Figurez-vous un champion cycliste éblouissant qui avale les cols dans des conditions météo détestables. Et puis patatras ! Dans l’ultime descente, alors que le climat est redevenu clément, son épopée s’achève par une spectaculaire sortie de route. C’est un peu la mésaventure survenue à Peloton, la superstar américaine du matériel de fitness qui compte Usain Bolt ou même Joe Biden parmi ses utilisateurs.

La mar­que de vélos d’appartement chics et connectés a fait un carton à l’époque du Covid. Au printemps 2021, près de 6 millions de fanas d’exercice étaient abonnés à ses plateformes, quatre fois plus qu’en 2019. Mais quand les activités de plein air ont repris, l’engouement a fléchi. Et Wall Street n’a pas apprécié. Après avoir été portée aux nues – sa capitalisation boursière avait frôlé les 50 milliards de dollars fin 2020 –, la start-up de la transpiration est ­revenue sur terre. Elle ne vaut plus «que» 8 milliards aujourd’hui, la pire chute de ces derniers mois au Nasdaq, la place new-yorkaise où sont cotées les entreprises du numérique.

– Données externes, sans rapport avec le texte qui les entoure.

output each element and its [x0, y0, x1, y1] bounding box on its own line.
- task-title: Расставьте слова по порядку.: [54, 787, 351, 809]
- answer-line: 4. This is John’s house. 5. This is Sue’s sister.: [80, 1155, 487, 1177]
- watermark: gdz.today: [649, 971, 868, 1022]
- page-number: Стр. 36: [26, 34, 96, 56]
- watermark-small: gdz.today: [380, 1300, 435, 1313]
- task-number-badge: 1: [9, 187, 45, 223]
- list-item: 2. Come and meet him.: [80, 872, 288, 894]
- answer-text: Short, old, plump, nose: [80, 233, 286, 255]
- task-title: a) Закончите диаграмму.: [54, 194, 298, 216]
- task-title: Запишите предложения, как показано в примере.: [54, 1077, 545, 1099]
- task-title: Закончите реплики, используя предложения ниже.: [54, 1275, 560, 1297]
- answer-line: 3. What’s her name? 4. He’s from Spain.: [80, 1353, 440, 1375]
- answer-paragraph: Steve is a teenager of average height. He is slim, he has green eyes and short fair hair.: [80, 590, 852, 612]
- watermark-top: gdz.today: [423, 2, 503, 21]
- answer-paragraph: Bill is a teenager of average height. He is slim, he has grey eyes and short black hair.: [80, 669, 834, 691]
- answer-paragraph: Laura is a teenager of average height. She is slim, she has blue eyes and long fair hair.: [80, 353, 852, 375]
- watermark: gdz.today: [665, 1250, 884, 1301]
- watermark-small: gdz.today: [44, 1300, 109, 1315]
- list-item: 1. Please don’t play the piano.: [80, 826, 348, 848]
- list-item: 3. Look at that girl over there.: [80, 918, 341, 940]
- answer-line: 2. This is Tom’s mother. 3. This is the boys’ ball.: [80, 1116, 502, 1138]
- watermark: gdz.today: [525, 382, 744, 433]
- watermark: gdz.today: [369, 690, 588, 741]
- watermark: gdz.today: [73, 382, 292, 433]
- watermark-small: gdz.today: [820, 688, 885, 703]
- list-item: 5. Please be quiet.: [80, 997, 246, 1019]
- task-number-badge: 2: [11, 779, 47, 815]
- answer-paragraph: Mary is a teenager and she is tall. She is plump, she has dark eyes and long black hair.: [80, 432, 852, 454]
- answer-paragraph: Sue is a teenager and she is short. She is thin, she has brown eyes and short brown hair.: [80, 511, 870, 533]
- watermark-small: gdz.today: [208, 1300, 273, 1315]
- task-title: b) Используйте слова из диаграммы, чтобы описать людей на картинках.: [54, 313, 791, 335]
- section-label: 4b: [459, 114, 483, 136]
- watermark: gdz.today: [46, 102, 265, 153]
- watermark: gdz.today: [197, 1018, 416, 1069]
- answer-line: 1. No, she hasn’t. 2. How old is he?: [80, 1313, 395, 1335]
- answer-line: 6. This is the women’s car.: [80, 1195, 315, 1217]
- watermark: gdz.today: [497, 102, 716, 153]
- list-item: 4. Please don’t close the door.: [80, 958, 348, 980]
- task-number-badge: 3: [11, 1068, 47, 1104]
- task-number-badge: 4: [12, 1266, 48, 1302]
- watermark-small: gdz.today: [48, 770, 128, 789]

Lot de consolation, Peloton partage le revers de fortune de la plupart des valeurs dites «stay at home», pour qui la crise sanitaire et la sédentarité forcée avaient été une bénédiction. De grands noms de la tech sont concernés, comme Netflix, le roi des séries en streaming, dont l’action a perdu 45% depuis l’été dernier ; Meta, l’ex-Facebook (– 50%) ; ou Zoom, le service de réunion en ligne (– 78%). «Ces entreprises étaient en plein boom alors que le reste de l’économie reculait. La Bourse a alors logiquement parié sur leur croissance phénoménale, note Benoît Flamant, analyste chez Coges. Quand on est revenu à une vie quasi normale, leur envol s’est cassé net.»